Ainsi Gendron : il est l’auteur d’un « manifeste » (180 pages), qu’il nomme modestement « writings » (écrits). Il emprunte l’expression à Tarrant : son manifeste est un montage de citations prises dans les manifestes précédents, des emprunts et des copiés-collés. On dira : typique, incapable d’originalité ! Mais c’est se tromper lourdement sur ce qu’est une écriture engagée (et oublier que le ressort du Classicisme c’est justement l’imitation des modèles, mais passons…). Cette écriture suprémaciste passe par des relais, des antécédents, des rappels. Tous ces textes se parlent entre eux, se répercutent, s’épaulent, se mettent en faisceau. On a là, sous les yeux, depuis dix ans, la formation d’une forme littéraire de l’action politique, et pas là où on l’attendrait. Et certainement pas dans les revues compassées et prudentes de la haute bourgeoisie intellectuelle de cette mouvance.

D’autre part face à cette « littérarité » croissante du jeune suprémacisme blanc d’engagement, les excités de la Toile et les agités de l’IA, focalisés sur le virtuel et dédaigneux du textuel, n’ont pas compris la puissance de l’écrit, la force d’une rhétorique du manifeste, et de la passion cultiste que crée cette littérature. Les jeunes suprémacistes blancs jouent donc sur deux tableaux : ils ont réussi à opérer la jonction entre l’ancienne culture du livre et de l’écrit, et la nouvelle culture de l’instantané direct des réseaux sociaux.
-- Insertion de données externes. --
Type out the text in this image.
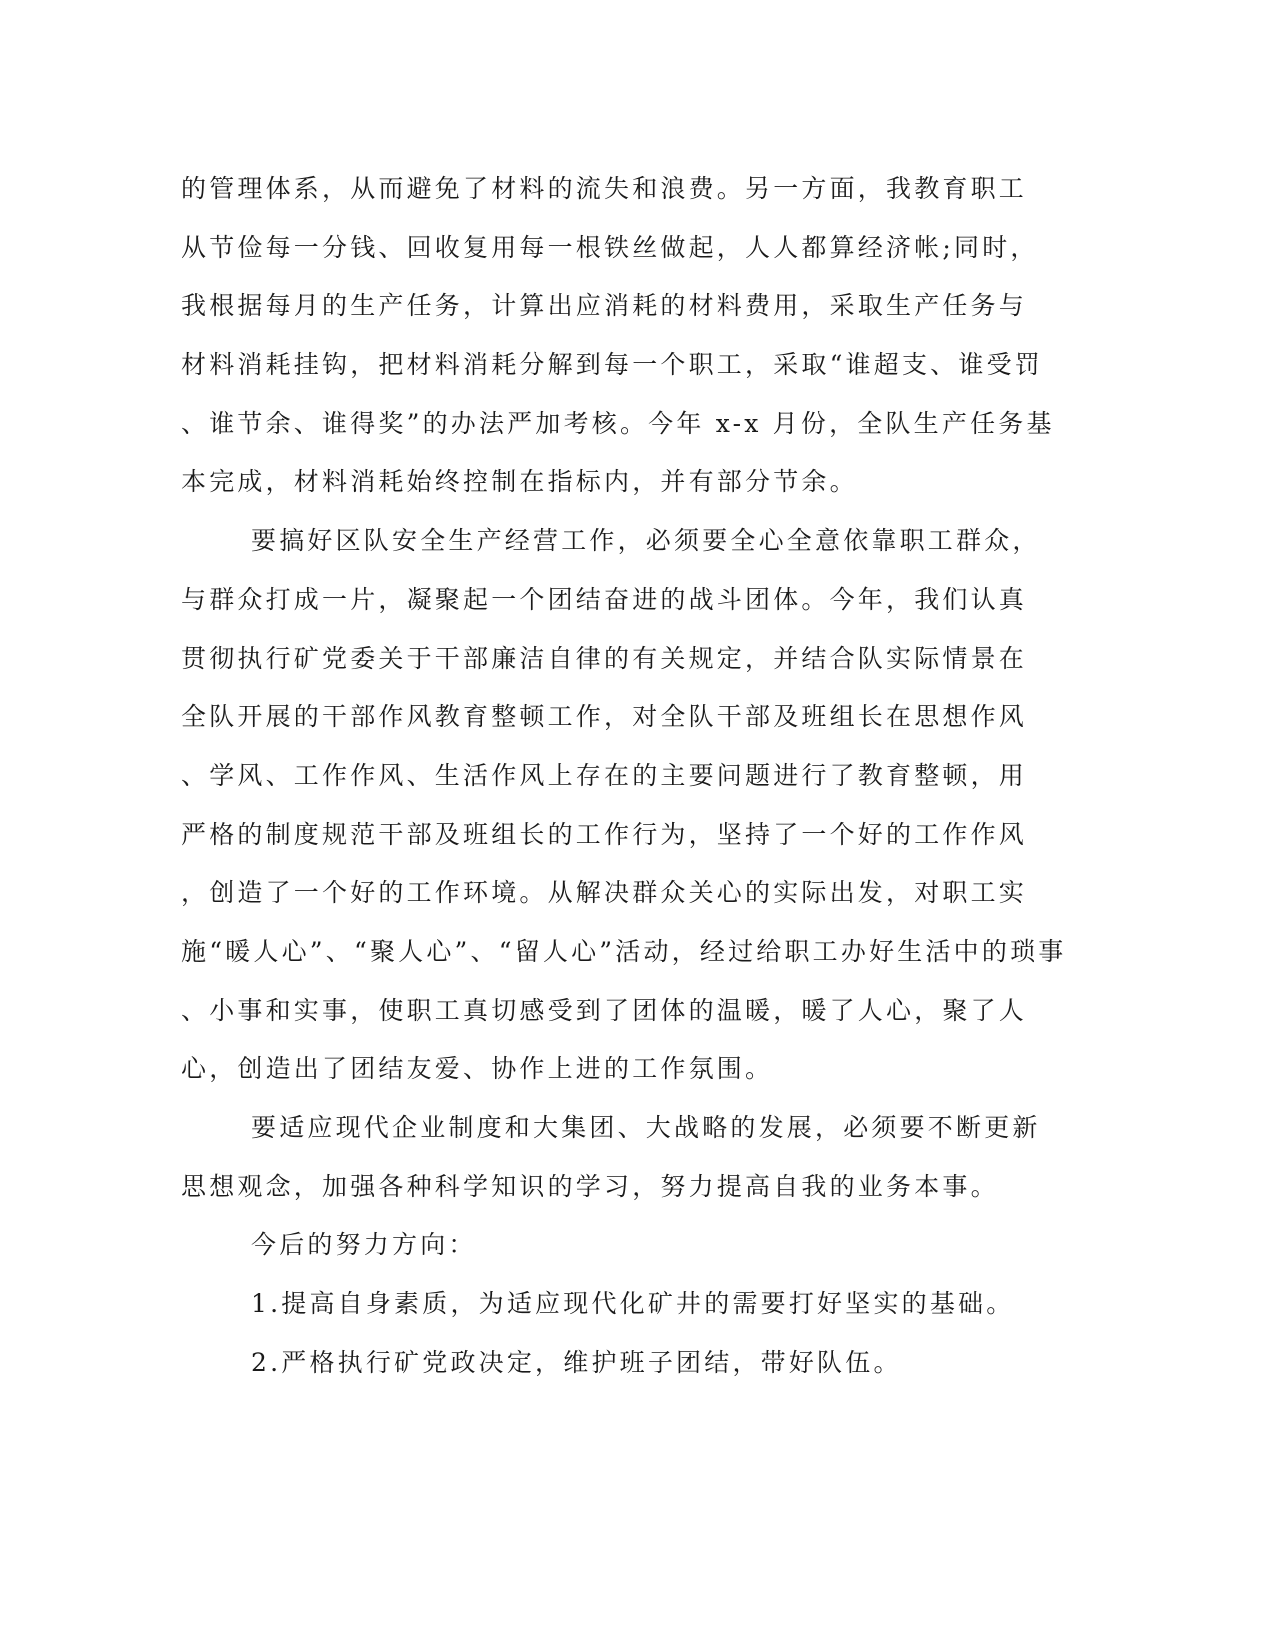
的管理体系，从而避免了材料的流失和浪费。另一方面，我教育职工
从节俭每一分钱、回收复用每一根铁丝做起，人人都算经济帐;同时，
我根据每月的生产任务，计算出应消耗的材料费用，采取生产任务与
材料消耗挂钩，把材料消耗分解到每一个职工，采取“谁超支、谁受罚
、谁节余、谁得奖”的办法严加考核。今年 x-x 月份，全队生产任务基
本完成，材料消耗始终控制在指标内，并有部分节余。
要搞好区队安全生产经营工作，必须要全心全意依靠职工群众，
与群众打成一片，凝聚起一个团结奋进的战斗团体。今年，我们认真
贯彻执行矿党委关于干部廉洁自律的有关规定，并结合队实际情景在
全队开展的干部作风教育整顿工作，对全队干部及班组长在思想作风
、学风、工作作风、生活作风上存在的主要问题进行了教育整顿，用
严格的制度规范干部及班组长的工作行为，坚持了一个好的工作作风
，创造了一个好的工作环境。从解决群众关心的实际出发，对职工实
施“暖人心”、“聚人心”、“留人心”活动，经过给职工办好生活中的琐事
、小事和实事，使职工真切感受到了团体的温暖，暖了人心，聚了人
心，创造出了团结友爱、协作上进的工作氛围。
要适应现代企业制度和大集团、大战略的发展，必须要不断更新
思想观念，加强各种科学知识的学习，努力提高自我的业务本事。
今后的努力方向：
1.提高自身素质，为适应现代化矿井的需要打好坚实的基础。
2.严格执行矿党政决定，维护班子团结，带好队伍。
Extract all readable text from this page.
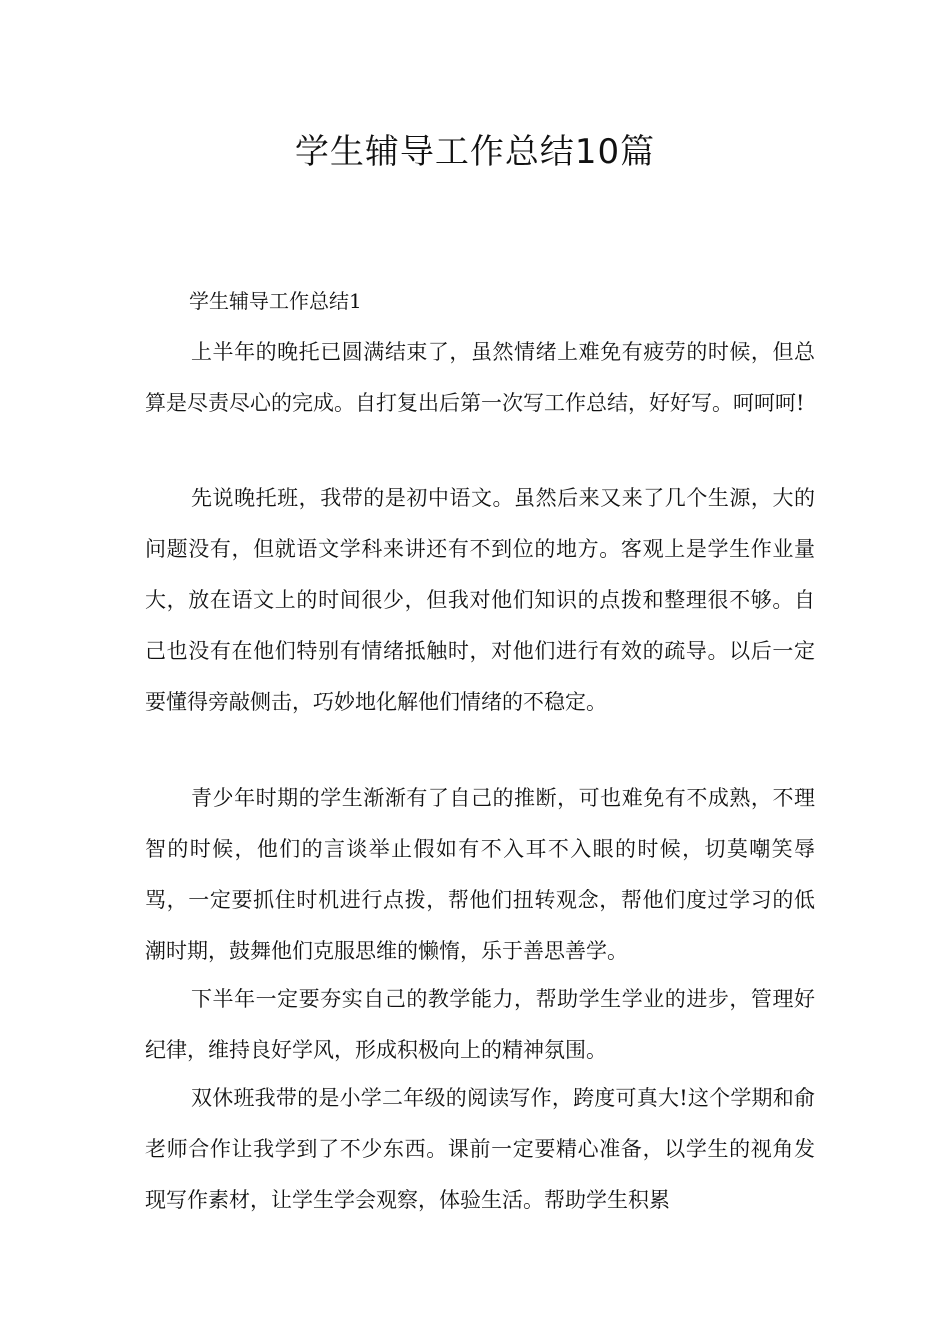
学生辅导工作总结10篇
学生辅导工作总结1

上半年的晚托已圆满结束了，虽然情绪上难免有疲劳的时候，但总算是尽责尽心的完成。自打复出后第一次写工作总结，好好写。呵呵呵!

先说晚托班，我带的是初中语文。虽然后来又来了几个生源，大的问题没有，但就语文学科来讲还有不到位的地方。客观上是学生作业量大，放在语文上的时间很少，但我对他们知识的点拨和整理很不够。自己也没有在他们特别有情绪抵触时，对他们进行有效的疏导。以后一定要懂得旁敲侧击，巧妙地化解他们情绪的不稳定。

青少年时期的学生渐渐有了自己的推断，可也难免有不成熟，不理智的时候，他们的言谈举止假如有不入耳不入眼的时候，切莫嘲笑辱骂，一定要抓住时机进行点拨，帮他们扭转观念，帮他们度过学习的低潮时期，鼓舞他们克服思维的懒惰，乐于善思善学。

下半年一定要夯实自己的教学能力，帮助学生学业的进步，管理好纪律，维持良好学风，形成积极向上的精神氛围。

双休班我带的是小学二年级的阅读写作，跨度可真大!这个学期和俞老师合作让我学到了不少东西。课前一定要精心准备，以学生的视角发现写作素材，让学生学会观察，体验生活。帮助学生积累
On parie fort que ce genre va proliférer, et avec cela des attentats, vu que la catégorie mentale désormais existe, « manifeste pour agir » : typiquement le manifeste précède de peu ou accompagne l’action violente.

On dit, en anglais, que « la plume est plus forte que le fusil ». Dans la littérature des manifestes suprémacistes blancs écrits en vue de l’action directe, la plume sert de collimateur au fusil. Aucun massacre de cette teneur, pour le moment, en France. La « grande déculturation » a ses avantages.